Four days later, you go pick your car up from the mechanic.
Because your car is not just a death trap, but also ten years old, you decide to buy a new car. Daredevils both, you and your husband jump in your rattlemobile and drive to the dealership that is the farthest away from you in the world because they have the car you want in the color you want.
You sit for your first extended wait of the afternoon as someone brings your new car from The Other Lot.
You will test drive a new car, which will be better than your ten-year old car in every single way it is possible to be a better car and even a couple where it is not.
Now is the time in the car buying process when the dealership will take your death trap trade-in to see how much it is worth. I suggest that you take this time to place bets on what offer they will come back with.
Now they will tell you how much they have decided to pay you to take your car off of your hands. You will be momentarily excited that you won your bet, but then the reality of how little money they are paying you for the second most valuable thing you own after your house will hit you and your emotions will change.
Now you haggle. You can avoid this most terrible of steps by paying full price (not recommended), using a pre-negotiated car-buying service (highly recommended), or faking your own death so your significant other can get a sympathy discount.
Your car salesman will bring you a paper with all your charges and discounts listed on it. He will have intentionally left out at least two of your discounts in hopes that you won’t catch them.
You will now be left alone again for a long period of time. Why is unclear. A price has been agreed upon. The car is there; you know because you were just in it. It can’t possibly take more than three or four seconds to print out a sales contract. Nonetheless, you will sit there unattended for what feels like hours.

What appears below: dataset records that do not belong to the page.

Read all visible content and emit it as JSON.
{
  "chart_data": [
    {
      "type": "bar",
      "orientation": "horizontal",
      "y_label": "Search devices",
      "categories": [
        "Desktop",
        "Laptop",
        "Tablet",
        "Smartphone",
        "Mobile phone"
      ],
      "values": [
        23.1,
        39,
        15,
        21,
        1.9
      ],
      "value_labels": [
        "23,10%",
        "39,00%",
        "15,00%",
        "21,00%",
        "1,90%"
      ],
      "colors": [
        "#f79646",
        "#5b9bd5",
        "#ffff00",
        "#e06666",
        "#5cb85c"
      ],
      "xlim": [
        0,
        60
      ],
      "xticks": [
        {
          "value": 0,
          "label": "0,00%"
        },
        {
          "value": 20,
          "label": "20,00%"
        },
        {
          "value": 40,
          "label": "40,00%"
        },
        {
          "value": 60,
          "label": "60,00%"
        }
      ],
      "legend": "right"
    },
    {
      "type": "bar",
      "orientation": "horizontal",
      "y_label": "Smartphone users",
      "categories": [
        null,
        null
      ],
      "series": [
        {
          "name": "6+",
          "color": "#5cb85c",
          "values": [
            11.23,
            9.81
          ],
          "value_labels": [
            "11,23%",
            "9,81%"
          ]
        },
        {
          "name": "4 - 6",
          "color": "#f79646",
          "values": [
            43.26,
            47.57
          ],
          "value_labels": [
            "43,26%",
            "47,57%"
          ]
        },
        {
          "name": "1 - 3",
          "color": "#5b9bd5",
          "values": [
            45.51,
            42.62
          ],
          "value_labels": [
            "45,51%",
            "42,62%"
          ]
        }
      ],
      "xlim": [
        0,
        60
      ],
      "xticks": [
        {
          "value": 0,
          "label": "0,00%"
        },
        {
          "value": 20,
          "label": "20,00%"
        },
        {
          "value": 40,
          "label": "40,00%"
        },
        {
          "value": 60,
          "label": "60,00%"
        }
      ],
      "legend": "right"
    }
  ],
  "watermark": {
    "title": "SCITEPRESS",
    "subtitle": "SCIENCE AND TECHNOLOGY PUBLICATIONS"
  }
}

You will turn down a service contract sixteen times in five minutes.
They will send in a third person to try to sell you a service contract. And undercoating.
This same saleslady will then put sticky notes as bookmarks in your owner’s manual so you will be able to find such important information as how to set the clock. She does this by looking in the index. Because, you know, not many people know about the index.
The clock-setting lecture takes place three and a half hours into the process. It is ironic, what with the fact that TIME HAS LOST ALL MEANING.
Chapter Twelve Through Eleventy Billion:
At this point you are so worn down that you would consider paying for the optional paint protection if it means they will just let you go home. You will eventually be moved to another room where you will sign anything they put in front of you just so you can leave. The business manager who is handing you these papers will uncover a $345 in-your-favor mistake the salesman made. When the salesman tells her to just waive the $345, you are so grateful, not because of the money you are saving but because you would not have been physically able to stand the extra four hours it would have taken to fix the mistake.
Yes, DESPAIR. In all caps. BECAUSE ARE YOU FUCKING KIDDING ME?!
Chapter Eleventy Billion and One:
You are done. You have your owner’s manual. You have your keys. You are sitting in your new car. Your salesperson will still not let you go. Evidently, you have to connect the bluetooth so you can talk on the phone in the car.
Presumably to the salespeople who want nothing more in life than to chat with you.
Chapter Eleventy Billion and Two:
You will drive home, all the excitement of buying a new car stripped out of you.
But don’t worry. Tomorrow you will love your new car. And just like with a new baby, you will forget how painful the act of acquiring it was.
You may even remember how to smile again.